Le Washington Post ne s’est pas privé de se moquer de nous. « Un hijab pour faire son footing ? Apparemment, en France, c’est un scandale », a titré le quotidien américain le mardi 26 février. La veille, une polémique nationale éclatait suite à l’annonce de la commercialisation par Decathlon d’un« hijab de running » pour permettre aux femmes musulmanes de courir avec un voile adapté. S’en est suivi un déferlement de réactions scandalisées voire haineuse sur les réseaux sociaux.
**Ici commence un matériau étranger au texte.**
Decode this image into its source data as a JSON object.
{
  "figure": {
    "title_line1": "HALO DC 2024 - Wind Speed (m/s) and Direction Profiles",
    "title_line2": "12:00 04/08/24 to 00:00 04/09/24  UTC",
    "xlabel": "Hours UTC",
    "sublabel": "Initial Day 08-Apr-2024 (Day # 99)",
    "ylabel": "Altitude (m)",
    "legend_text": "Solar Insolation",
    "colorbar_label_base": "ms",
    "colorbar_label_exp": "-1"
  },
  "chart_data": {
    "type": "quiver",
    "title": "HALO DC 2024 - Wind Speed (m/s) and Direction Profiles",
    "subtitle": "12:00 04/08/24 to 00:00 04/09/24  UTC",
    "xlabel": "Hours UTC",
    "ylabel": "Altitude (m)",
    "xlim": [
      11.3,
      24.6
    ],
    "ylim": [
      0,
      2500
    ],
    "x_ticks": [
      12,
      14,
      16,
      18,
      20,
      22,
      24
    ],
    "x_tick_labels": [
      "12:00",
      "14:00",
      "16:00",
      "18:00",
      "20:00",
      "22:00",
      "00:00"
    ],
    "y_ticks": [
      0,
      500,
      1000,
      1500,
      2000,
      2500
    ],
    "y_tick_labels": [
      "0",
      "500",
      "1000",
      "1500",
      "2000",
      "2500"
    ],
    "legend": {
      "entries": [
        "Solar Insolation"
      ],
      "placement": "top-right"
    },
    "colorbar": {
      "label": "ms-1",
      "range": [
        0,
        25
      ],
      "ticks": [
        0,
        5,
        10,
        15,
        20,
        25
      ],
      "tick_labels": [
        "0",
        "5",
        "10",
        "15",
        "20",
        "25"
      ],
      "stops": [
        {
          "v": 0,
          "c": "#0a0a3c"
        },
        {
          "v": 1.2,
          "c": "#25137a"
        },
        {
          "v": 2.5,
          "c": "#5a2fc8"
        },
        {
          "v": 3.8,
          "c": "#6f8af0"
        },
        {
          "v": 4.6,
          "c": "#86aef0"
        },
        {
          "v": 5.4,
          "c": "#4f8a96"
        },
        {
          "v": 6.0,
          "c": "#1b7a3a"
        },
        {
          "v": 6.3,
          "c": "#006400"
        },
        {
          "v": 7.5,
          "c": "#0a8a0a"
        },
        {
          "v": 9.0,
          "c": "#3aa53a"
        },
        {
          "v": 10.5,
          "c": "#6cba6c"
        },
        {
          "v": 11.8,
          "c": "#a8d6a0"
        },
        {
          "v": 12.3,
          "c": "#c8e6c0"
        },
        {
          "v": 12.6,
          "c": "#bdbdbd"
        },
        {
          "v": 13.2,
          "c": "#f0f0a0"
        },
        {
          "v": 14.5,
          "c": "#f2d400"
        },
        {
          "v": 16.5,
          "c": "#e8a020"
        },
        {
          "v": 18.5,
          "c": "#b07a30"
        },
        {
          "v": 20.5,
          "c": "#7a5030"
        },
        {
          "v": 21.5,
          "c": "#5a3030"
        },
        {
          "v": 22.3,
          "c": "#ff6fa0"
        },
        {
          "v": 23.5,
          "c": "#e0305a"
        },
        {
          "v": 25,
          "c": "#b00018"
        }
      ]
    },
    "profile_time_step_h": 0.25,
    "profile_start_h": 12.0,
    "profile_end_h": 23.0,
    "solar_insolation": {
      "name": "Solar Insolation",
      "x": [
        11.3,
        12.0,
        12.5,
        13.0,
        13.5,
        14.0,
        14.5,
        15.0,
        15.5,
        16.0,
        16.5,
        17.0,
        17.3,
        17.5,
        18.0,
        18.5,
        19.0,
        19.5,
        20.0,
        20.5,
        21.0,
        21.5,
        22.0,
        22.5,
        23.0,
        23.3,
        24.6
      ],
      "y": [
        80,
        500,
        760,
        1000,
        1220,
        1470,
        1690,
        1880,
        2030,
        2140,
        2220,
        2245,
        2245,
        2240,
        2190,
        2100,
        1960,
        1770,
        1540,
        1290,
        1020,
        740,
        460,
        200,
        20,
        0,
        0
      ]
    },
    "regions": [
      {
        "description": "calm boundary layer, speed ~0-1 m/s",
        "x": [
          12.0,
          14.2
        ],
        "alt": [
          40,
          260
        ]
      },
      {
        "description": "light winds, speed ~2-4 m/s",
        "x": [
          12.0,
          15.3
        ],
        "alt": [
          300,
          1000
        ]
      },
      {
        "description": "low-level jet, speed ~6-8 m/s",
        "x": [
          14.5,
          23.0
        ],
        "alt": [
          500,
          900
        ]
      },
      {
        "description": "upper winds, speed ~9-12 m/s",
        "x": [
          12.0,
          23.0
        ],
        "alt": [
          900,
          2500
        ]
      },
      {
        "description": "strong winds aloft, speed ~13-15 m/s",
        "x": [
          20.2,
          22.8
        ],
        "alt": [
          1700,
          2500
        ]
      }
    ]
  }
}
Une polémique devenue nationale et même politique, ironise James McAuley, le correspondant à Paris du journal : « Une affaire d’État, les hauts responsables français prenant une pause dans leur gestion des crises politiques afin de gérer ce vêtement prétendument offensant ». 

« Les vêtements que les femmes musulmanes choisissent de porter sont un sujet à polémiques en France »
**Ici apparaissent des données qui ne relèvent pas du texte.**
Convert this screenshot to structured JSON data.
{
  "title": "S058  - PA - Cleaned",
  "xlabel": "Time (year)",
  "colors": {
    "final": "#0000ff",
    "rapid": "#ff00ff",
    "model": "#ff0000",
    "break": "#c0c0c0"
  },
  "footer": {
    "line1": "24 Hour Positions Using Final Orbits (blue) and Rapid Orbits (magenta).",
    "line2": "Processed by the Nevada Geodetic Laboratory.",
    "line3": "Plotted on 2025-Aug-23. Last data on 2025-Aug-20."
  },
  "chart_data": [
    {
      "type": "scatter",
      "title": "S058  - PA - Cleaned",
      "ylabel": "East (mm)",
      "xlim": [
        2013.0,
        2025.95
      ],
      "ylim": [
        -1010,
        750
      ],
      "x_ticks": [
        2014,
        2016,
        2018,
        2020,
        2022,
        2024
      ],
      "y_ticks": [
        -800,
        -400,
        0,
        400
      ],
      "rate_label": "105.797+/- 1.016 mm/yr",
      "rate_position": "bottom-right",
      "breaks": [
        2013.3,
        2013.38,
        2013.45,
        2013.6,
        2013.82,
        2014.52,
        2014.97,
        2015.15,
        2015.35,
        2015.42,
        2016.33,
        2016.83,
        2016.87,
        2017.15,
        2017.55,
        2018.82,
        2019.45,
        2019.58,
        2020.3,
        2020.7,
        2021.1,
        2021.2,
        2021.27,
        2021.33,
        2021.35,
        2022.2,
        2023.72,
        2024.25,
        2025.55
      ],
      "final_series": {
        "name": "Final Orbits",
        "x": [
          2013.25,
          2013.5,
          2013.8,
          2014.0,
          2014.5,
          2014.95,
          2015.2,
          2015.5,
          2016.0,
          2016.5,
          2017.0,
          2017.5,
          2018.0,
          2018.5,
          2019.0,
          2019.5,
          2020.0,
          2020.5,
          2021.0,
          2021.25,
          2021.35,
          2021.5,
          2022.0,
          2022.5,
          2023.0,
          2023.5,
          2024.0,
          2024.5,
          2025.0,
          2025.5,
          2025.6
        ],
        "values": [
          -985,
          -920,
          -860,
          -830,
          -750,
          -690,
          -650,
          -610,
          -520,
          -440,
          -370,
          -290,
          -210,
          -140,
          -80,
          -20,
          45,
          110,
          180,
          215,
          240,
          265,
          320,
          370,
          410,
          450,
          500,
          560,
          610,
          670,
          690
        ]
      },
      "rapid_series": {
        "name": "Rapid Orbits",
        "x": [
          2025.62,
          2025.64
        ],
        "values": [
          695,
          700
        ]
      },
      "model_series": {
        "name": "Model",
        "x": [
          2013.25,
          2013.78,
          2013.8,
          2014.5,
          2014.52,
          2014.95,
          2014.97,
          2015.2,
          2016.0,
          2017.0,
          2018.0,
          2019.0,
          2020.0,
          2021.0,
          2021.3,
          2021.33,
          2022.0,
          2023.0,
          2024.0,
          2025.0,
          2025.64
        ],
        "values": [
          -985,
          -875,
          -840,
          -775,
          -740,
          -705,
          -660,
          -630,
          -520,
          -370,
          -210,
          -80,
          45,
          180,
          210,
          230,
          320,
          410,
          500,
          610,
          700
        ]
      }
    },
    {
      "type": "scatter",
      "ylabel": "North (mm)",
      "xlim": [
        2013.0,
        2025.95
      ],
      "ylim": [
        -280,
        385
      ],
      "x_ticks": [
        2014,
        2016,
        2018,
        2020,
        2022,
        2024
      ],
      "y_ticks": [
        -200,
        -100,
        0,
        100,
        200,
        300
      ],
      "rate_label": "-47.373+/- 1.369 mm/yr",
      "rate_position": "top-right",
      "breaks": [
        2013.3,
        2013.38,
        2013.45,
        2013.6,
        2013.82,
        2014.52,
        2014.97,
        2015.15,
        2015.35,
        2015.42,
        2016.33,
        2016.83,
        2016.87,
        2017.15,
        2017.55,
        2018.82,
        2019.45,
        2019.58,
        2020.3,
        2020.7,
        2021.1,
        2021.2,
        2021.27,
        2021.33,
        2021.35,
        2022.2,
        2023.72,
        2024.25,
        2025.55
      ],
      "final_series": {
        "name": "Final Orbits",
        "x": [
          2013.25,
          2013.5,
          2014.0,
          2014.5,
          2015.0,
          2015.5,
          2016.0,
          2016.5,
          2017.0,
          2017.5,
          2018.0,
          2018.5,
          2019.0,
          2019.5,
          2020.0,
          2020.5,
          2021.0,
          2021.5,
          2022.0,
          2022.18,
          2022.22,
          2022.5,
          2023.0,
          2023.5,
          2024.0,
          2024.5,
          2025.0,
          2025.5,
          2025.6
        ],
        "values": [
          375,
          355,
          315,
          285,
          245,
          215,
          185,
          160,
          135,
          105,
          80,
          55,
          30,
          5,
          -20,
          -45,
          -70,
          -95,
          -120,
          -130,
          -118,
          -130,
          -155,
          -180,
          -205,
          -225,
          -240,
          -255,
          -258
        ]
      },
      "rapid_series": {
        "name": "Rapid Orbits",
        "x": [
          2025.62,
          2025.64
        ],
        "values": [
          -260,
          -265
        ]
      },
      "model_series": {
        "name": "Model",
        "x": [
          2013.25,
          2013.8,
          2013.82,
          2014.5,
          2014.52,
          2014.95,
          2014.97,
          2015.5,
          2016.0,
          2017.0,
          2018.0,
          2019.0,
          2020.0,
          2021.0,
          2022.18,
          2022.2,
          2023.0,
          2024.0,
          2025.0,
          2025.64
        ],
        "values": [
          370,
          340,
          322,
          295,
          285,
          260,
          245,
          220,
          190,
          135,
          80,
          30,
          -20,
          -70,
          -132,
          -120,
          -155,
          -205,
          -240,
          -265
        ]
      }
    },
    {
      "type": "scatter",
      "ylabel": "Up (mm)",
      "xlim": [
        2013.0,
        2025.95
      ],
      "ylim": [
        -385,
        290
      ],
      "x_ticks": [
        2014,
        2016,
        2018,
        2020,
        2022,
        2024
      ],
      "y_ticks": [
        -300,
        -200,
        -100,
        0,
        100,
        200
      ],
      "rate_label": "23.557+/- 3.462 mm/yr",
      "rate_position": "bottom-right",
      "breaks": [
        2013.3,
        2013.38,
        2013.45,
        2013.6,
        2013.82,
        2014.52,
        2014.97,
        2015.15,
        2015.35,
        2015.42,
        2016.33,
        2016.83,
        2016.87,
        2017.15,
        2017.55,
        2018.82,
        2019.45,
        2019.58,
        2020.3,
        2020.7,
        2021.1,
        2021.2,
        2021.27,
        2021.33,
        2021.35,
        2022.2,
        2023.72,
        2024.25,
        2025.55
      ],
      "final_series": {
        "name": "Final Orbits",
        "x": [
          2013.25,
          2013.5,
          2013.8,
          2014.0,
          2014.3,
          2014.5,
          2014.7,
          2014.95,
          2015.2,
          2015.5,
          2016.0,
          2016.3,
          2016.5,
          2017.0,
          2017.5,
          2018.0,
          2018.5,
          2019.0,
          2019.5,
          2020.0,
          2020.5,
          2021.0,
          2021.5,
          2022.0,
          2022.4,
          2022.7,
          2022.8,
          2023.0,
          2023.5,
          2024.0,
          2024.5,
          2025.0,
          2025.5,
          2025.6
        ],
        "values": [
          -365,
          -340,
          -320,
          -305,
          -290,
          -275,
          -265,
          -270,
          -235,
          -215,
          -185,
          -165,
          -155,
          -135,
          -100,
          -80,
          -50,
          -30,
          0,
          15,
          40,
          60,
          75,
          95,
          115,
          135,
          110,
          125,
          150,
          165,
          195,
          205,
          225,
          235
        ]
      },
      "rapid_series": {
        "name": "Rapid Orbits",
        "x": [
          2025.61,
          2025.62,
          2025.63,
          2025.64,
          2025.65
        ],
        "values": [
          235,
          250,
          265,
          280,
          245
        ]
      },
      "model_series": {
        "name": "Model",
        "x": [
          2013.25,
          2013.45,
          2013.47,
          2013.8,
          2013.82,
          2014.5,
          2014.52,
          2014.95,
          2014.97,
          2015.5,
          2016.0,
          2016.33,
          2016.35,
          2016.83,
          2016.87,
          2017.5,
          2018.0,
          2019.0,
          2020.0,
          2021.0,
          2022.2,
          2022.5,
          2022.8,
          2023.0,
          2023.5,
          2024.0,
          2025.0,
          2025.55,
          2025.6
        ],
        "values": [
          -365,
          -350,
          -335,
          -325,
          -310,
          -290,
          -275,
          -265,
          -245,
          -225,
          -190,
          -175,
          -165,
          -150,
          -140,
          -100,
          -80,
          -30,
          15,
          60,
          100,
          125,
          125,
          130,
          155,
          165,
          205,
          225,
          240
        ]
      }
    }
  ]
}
Une affaire qui fait écho à la polémique autour du « burkini » en 2016, comme le rappelle l’article du Washington Post, mais aussi le quotidien britannique The Guardian. Le maire de Nice, Christian Estrosi, avait interdit le port du burkini sur les plages de la ville, avant que le Conseil d’Etat ne considère cette interdiction comme illégale. Mais l’affaire avait suscité un large débat de société en France, dont s’était déjà emparé la presse étrangère, dont le Guardian.
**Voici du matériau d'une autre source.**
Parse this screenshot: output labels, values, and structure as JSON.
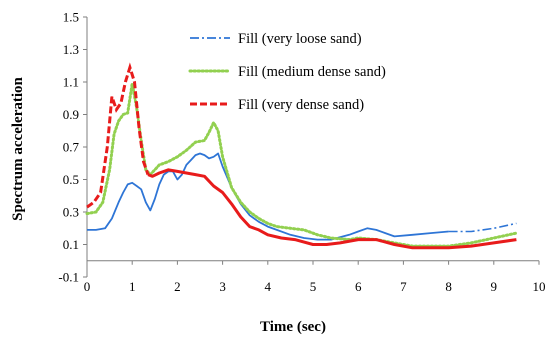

Une tendance à se crisper autour des tenues vestimentaires des femmes musulmanes, que le Washington Post estime typiquement française : « Une fois de plus, les choix vestimentaires des femmes musulmanes font tout un drame en France », soupire le journaliste. L’article se clôt par l’évocation de la polémique en 2018 autour de la tenue vestimentaire de Maryam Pougetoux. Cette représentante du syndicat étudiant Unef avait été largement critiquée parce qu’elle portait le hijab lors d’une interview sur le service public. « Le journal satirique Charlie Hebdo l’avait représentée en singe sur sa Une », dénonce le journaliste du Washington Post.

Deux visions différentes de la laïcité

Le Guardian et le Washington Post rappellent les lois récentes sur le voile en France. « En 2004, la France a interdit le port du hijab dans les écoles publiques, et en 2010, elle est devenue le premier pays européen à interdire la burqa [voile intégral, ndlr] », explique à ses lecteurs James McAuley, le correspondant du Washington Post. Avant d’ironiser à nouveau sur la société française, « officiellement laïque — qui interdit tout signe et symbole religieux dans la vie publique – à l’exception, bien sûr, des crèches et des sapins de Noël qui décorent les mairies en hiver ». 

Un monde semble en effet séparer les visions française et anglo‐saxonne de la laïcité. Alors que la nôtre est basée sur une séparation stricte entre l’Etat et le religieux, en Angleterre, et surtout aux Etats‐Unis, elle est beaucoup plus souple. Une différence qui s’est illustrée notamment lors de la cérémonie des Oscars, dimanche soir. La marque de sport Nike y a diffusé une publicité remarquée, intitulée « Dream Crazier » (« Rêvez avec plus de folie »). Ce spot retrace le parcours hors‐norme de plusieurs sportives, dont l’escrimeuse Ibtihaj Muhammad, la première athlète américaine à avoir participé aux Jeux olympiques avec un hijab, en 2016 à Rio. Le tout narré par Serena Williams, dont la combinaison noire à Roland Garros avait été décriée, rappelle le Washington Post.